9. A fixação de honorários advocatícios por equidade, nas hipóteses em que vencida a Fazenda Pública, encontra amparo no art. 20, §4º, do Código de Processo Civil de 1973, sendo razoável o valor arbitrado pelo juízo de origem diante do trabalho desenvolvido no caso concreto.
IV. DISPOSITIVO E TESE
10. Agravo interno desprovido.
Tese de julgamento:
11. A aplicação de múltiplas multas administrativas em dias consecutivos pela mesma prática infracional, sem prévia ciência do infrator e sem distinção material da conduta, configura bis in idem e viola o princípio da razoabilidade.
12. A infração administrativa continuada deve ser sancionada mediante gradação das penalidades e eventual reconhecimento de reincidência, não sendo legítima a multiplicação automática de autos de infração pelo simples decurso diário da conduta.
13. Nas causas em que vencida a Fazenda Pública sob a égide do CPC/1973, admite-se a fixação de honorários advocatícios por equidade, nos termos do art. 20, §4º.
Dispositivos relevantes citados: CF/1988, art. 170, IV; Lei nº 7.565/1986, arts. 298, 299 e 302; CPC/1973, art. 20, §§3º e 4º; CPC/1973, art. 557.
Jurisprudência relevante citada: TRF 3ª Região, 6ª Turma, ApCiv 5021813-79.2018.4.03.6100, Rel.
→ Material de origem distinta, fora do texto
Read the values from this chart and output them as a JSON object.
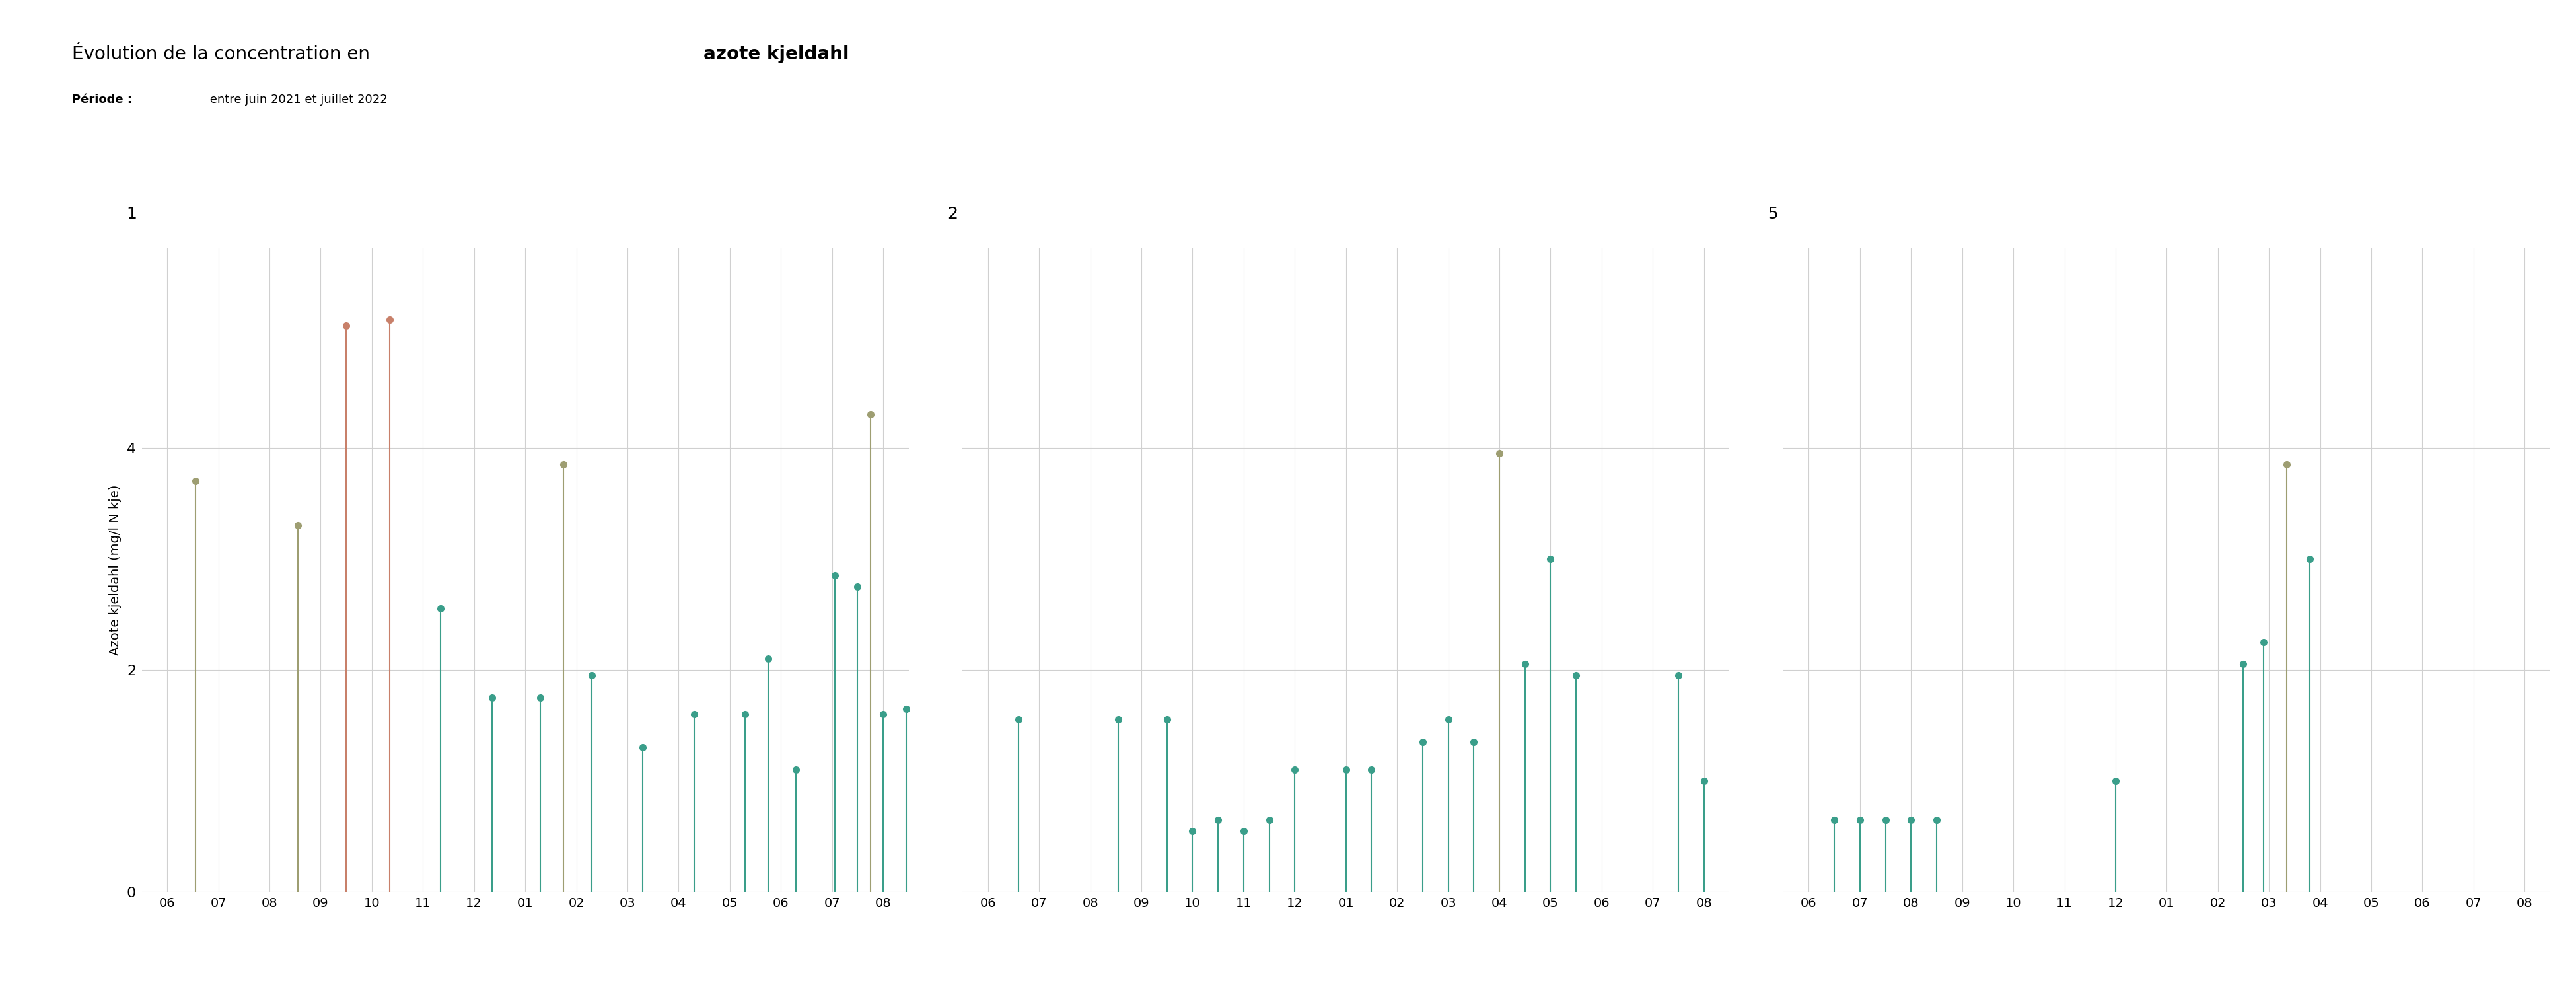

Des. Fed. Luiz Alberto de Souza Ribeiro, j. 02.12.2024; TRF 3ª Região, 6ª Turma, AI 5010015-49.2022.4.03.0000, Rel. Des. Fed. Paulo Sergio Domingues, j. 24.10.2022.
ACÓRDÃO
Vistos e relatados estes autos em que são partes as acima indicadas, a Sexta Turma, por unanimidade, negou provimento ao agravo interno, nos termos do relatório e voto que ficam fazendo parte integrante do presente julgado.